Makò. Prosegue la road map

pedrottil’incontro con Claudio Pedrotti della settimana scorsa è stato molto significativo. Innanzitutto perché ho percepito con forza la sua determinazione a perseguire l’oggetto sociale della Stu Makò. La calma apparente, del nuovo presidente della provincia, è in realtà come un computer che lavora nel silenzio del suo chassis.
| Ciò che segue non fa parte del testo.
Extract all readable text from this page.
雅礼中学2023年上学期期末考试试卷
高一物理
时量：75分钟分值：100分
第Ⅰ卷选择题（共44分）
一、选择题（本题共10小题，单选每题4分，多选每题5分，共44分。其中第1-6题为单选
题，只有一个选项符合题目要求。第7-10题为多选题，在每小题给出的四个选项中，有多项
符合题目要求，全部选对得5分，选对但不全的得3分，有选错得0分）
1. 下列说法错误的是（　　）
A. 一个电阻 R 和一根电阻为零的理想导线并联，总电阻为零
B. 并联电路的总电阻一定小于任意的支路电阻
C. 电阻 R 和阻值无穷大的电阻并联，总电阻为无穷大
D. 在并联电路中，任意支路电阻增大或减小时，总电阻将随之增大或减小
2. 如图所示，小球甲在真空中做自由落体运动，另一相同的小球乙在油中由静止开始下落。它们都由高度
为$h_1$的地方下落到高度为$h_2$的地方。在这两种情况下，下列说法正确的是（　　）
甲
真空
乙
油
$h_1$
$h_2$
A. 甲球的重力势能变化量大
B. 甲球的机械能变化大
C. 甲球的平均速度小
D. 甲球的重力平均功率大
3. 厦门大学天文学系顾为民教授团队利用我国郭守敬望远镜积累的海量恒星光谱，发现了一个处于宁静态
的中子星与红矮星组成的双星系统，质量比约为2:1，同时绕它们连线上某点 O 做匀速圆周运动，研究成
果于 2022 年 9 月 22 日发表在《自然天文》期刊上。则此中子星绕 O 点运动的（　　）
Abbiamo concordato assieme, che l’area si presta ad essere trasformata in polo scolastico e che è prioritario un nuovo piano industriale che nel nostro caso, non può essere altro che un masterplan che consideri lo sviluppo di tutta l’area secondo una unica filosofia di recupero. Recupero che non può essere solo mantenimento delle facciate ma anche rivisitazione dell’esistente per dargli nuove forme e significati. Penso che il Galvani al Makò non sarà semplicemente un Istituto d’arte ma sarà esso stesso  un’opera d’arte.Il recupero del Makò, come altre opere di archeologia industriale, potrà diventare anche centro di attrazione e volano per un turismo culturale e naturalistico visto l’inserimento nell’area del parco del Noncello. La vicinanza del dream village sarà valore aggiunto che consentirà di completare i servizi presenti al Makò, collegando finalmente l’area “sogni” a sud di Bellasio con l’area “realtà” più a nord. Ma questi aspetti li svilupperemo meglio giovedi sera con il Sindaco di Cordenons.